Most Important Fitness Components for An Active Lifestyle

  • Speed and Power
  • Muscular Strength
  • Muscular Endurance

1. Speed and Power

In any form of physical activity, speed and power are important. Both of these are performance or skill related components of physical fitness. Speed is scientifically measured as the distance traveled within a particular unit of time without any reagrd to direction. Speed is calculated as distance / time. This is different but closely related to velocity, which is the speed of an entity with regard to a specific direction. Therefore, velocity is equal to speed + direction.

Power, on the other hand, is the sum of force and the speed at which it was exerted. Power is usually measured based on the level of force achieved within a specific time period. It is calculated as (force x distance) / time.

2. Muscular Strength

The next highly important fitness component that determines physical activity is muscular strength. There are different types of muscular strength needed in different situations,based on the different ways the muscles contract. These are isometric contraction, dynamic contraction, and power contraction. Which of these components are used depends on the type and level of physical activity.

Isometric contraction occurs in certain exercises, namely iron cross or gymnastics, tug of war activity, squats, deadlifts, and many other exercises of the same level and category. Dynamic contraction occurs in weight training. Lastly, power contraction occurs in Olympic-style weight lifeting, in plyometrics, and in field events such as the shot put.

However, sometimes, physical activity requires components to combine. For example, power lifting, requires the muscles to be contracted both isometrically and dynamically.

3. Muscular Endurance

Another important component key to physical activity and performance is muscular endurance. There are three different types of muscular endurance: those that require continuous muscle tension, those that require repetitive dynamic contraction of the muscles, and those that require prolonged intense contractions with short intervals of rest.

Continuous tension is required in activities where you need to exert muscular effort for a given length of time without rest, such as when mountain climbing, playing tug of war, or in compound weight training exercises without lock out.

Repetitive dynamic contractions occur when running, rowing, and highly repetitive weight training exercises involving the same muscle.
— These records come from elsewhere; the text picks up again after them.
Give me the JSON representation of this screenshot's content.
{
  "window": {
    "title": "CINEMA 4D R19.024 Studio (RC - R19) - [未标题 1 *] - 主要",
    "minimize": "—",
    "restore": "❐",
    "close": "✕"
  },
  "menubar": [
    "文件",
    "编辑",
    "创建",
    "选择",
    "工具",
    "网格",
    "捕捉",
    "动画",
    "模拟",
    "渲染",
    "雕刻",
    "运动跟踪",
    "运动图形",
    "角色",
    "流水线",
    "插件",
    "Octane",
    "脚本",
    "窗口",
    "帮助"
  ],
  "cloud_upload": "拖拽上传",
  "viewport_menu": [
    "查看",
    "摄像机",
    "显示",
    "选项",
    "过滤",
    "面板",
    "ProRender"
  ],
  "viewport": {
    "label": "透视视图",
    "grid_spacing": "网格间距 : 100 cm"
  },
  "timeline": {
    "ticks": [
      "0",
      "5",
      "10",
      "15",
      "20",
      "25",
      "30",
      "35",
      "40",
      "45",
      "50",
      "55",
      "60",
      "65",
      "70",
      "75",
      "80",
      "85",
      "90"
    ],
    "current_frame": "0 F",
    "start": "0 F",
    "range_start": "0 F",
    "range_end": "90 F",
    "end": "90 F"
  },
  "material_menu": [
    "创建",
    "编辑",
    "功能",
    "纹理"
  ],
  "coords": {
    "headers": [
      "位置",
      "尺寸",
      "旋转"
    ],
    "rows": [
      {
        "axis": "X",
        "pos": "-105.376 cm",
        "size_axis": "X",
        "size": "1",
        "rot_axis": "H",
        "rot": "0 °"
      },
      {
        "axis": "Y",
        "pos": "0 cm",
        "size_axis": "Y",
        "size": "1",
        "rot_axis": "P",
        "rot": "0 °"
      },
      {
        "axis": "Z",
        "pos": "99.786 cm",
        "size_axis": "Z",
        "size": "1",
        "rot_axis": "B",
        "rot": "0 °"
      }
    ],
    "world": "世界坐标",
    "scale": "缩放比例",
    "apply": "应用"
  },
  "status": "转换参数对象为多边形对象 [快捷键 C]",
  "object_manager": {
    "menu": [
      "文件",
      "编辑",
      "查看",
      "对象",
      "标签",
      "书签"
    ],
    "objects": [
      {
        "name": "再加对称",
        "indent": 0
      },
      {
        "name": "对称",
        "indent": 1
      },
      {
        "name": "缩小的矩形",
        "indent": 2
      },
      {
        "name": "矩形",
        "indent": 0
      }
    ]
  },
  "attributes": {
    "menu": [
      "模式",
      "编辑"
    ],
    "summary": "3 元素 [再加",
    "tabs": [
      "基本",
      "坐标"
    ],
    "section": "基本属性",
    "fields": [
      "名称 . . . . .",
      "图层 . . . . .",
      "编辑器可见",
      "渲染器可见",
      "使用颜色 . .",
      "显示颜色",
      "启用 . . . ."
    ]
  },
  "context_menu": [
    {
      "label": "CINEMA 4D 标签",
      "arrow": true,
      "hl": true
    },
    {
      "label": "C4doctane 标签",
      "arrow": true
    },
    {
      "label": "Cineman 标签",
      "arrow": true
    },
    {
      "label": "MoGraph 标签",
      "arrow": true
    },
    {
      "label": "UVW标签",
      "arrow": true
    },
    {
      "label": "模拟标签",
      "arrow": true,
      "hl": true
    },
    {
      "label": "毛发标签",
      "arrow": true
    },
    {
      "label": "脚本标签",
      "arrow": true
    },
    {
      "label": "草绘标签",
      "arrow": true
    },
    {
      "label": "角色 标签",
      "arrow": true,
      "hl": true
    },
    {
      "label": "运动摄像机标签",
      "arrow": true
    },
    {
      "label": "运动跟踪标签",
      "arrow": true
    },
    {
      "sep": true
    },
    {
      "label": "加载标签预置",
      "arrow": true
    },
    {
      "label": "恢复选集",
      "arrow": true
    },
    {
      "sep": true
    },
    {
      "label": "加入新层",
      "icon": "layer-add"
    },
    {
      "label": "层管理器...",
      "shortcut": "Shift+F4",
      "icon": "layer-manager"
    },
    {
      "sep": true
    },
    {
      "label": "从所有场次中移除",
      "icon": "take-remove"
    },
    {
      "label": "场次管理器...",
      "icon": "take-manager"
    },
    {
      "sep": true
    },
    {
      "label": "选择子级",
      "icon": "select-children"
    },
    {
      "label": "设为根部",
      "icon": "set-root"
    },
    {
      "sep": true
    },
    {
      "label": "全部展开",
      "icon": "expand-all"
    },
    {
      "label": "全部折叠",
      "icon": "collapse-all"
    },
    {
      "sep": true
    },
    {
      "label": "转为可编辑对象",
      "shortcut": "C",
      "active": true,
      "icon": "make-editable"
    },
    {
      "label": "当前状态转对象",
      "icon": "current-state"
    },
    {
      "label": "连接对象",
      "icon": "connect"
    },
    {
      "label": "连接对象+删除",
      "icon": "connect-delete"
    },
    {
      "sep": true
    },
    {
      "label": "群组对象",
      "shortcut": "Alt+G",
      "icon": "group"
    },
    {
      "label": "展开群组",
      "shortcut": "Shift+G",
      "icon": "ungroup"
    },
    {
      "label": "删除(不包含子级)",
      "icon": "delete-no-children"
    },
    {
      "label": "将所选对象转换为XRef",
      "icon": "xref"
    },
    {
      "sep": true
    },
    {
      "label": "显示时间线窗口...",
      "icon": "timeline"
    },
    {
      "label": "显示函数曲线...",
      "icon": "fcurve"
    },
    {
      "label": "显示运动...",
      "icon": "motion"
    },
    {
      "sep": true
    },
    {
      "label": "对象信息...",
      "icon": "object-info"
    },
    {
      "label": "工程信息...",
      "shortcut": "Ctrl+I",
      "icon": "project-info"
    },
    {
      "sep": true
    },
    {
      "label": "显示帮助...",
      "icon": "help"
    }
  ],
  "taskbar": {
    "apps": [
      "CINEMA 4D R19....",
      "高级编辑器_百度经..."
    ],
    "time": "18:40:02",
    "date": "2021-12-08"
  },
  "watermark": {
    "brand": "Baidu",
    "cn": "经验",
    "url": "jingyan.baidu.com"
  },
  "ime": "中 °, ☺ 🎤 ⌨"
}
Prolonged contractions with rest periods occur in sports such as football, handball, and in conducting multiple sets in weight training.

However, there are instances when these muscle fitness components also combine together. For example, in swimming, the body is required to exert both continuous tension as well as repetitive dynamic tension. In cycling, you also need repetitive dynamic contraction but with a bit of continuous tension as well.

Also, sometimes, activities that require continuous tension and repetitive dynamic contraction are conducted in a series, as part of an individual’s training program. Thus, this causes prolonged activity interspersed with short periods of rest.

General Body Conditioning Exercises to Enhance Fitness Components

There are some general body conditioning exercises that can enhance these important fitness components in the lack of the actual physical activity such as sports and performances.

To condition your body well, you can do general core stability exercises, full body conditioning exercises with the use of dumbbells, upper body conditioning exercises, leg conditioning exercises, lower leg strength exercise, and foot speed exercise.

Core stability exercises aim to stabilize the entire body. Some examples are the static floor exercises such as plank and side plank, dynamic floor exercises such as oblique crunch and straight leg raise, and exercises usiwith the medicine ball.

These exercises can be done at home or in the gym as replacement for the absent physical activity in order to keep the fitness components well developed.